European shopping centre development shows growing trend for extensions and refurbishments
The figures from global property advisor CBRE also show that shopping centre extensions under construction made up 21% of all new developments in the first half of 2016 to mark an increase of approximately 50% year-on-year.
Shopping centre development activity has largely remained concentrated in Eastern European markets with Russia accounting for 28% of total space under construction followed by Turkey with 14%.
In the UK shopping centre pipeline of space under construction has increased to 441,400 square metres which is a 75% rise on the first half of 2015. Extensions on existing centres accounted for half of the space. CBRE said approximately 28 developments are expected to complete by the end of 2017 although the UK’s decision to leave the European Union may result in a reduction in the number of future developments due to a drop in consumer confidence and changes to regulations affecting property.

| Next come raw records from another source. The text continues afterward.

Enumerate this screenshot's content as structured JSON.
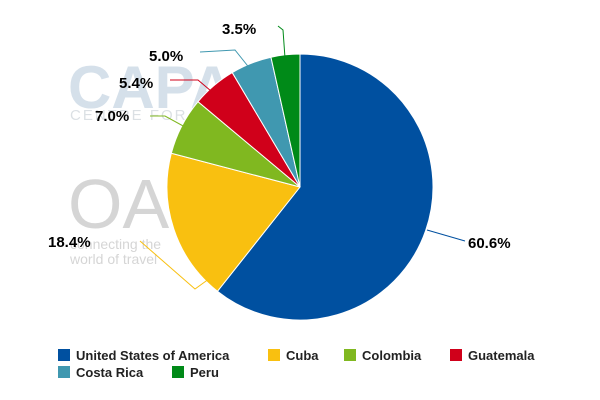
{
  "watermark": {
    "capa": "CAPA",
    "capa_sub": "CENTRE FOR AVIATION",
    "oag": "OAG",
    "oag_line1": "connecting the",
    "oag_line2": "world of travel"
  },
  "chart_data": {
    "type": "pie",
    "start_angle_deg": 0,
    "direction": "clockwise",
    "legend_position": "bottom",
    "slices": [
      {
        "name": "United States of America",
        "value": 60.6,
        "label": "60.6%",
        "color": "#0050a0"
      },
      {
        "name": "Cuba",
        "value": 18.4,
        "label": "18.4%",
        "color": "#f9c010"
      },
      {
        "name": "Colombia",
        "value": 7.0,
        "label": "7.0%",
        "color": "#80b820"
      },
      {
        "name": "Guatemala",
        "value": 5.4,
        "label": "5.4%",
        "color": "#d0001a"
      },
      {
        "name": "Costa Rica",
        "value": 5.0,
        "label": "5.0%",
        "color": "#4098b0"
      },
      {
        "name": "Peru",
        "value": 3.5,
        "label": "3.5%",
        "color": "#008a18"
      }
    ]
  }
}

In the Ukraine there is 603,000 square metres of space currently under construction, which is 41% of the existing stock. The high pipeline volume, notably in Kyiv, is due to an improvement of economic fundamentals after an economic downturn in 2014 and 2015 that halted construction.
Poland has a total of 524,000 square metres of new space under construction although a new law on retail sales tax that may be introduced in the country in September may decrease profitably for the retail sector and lead to consolidation.
In the Nordics, Finland has the largest pipeline of space under construction with approximately 465,000 square metres, with 22% of it existing space.
Meanwhile, Western Europe extensions and refurbishments to existing schemes comprise around a quarter of total construction in the region due to lack of supply. France has 440,700 square metres, Italy 425,700 square metres and Germany 126,800 square metres.
Andrew Phipps, head of UK and EMEA retail research, said: “The level of shopping centre completions and space in emerging markets such as Turkey and Russia have seen a slowdown in the first half of 2016, especially in Russia where development levels had peaked in 2014 and 2015, due to investor demand from oil revenue. However, we are seeing a trend towards extensions and refurbishments to existing centres, in particular in the UK, which will account for over 20% of new shopping centre completions in the next few years.”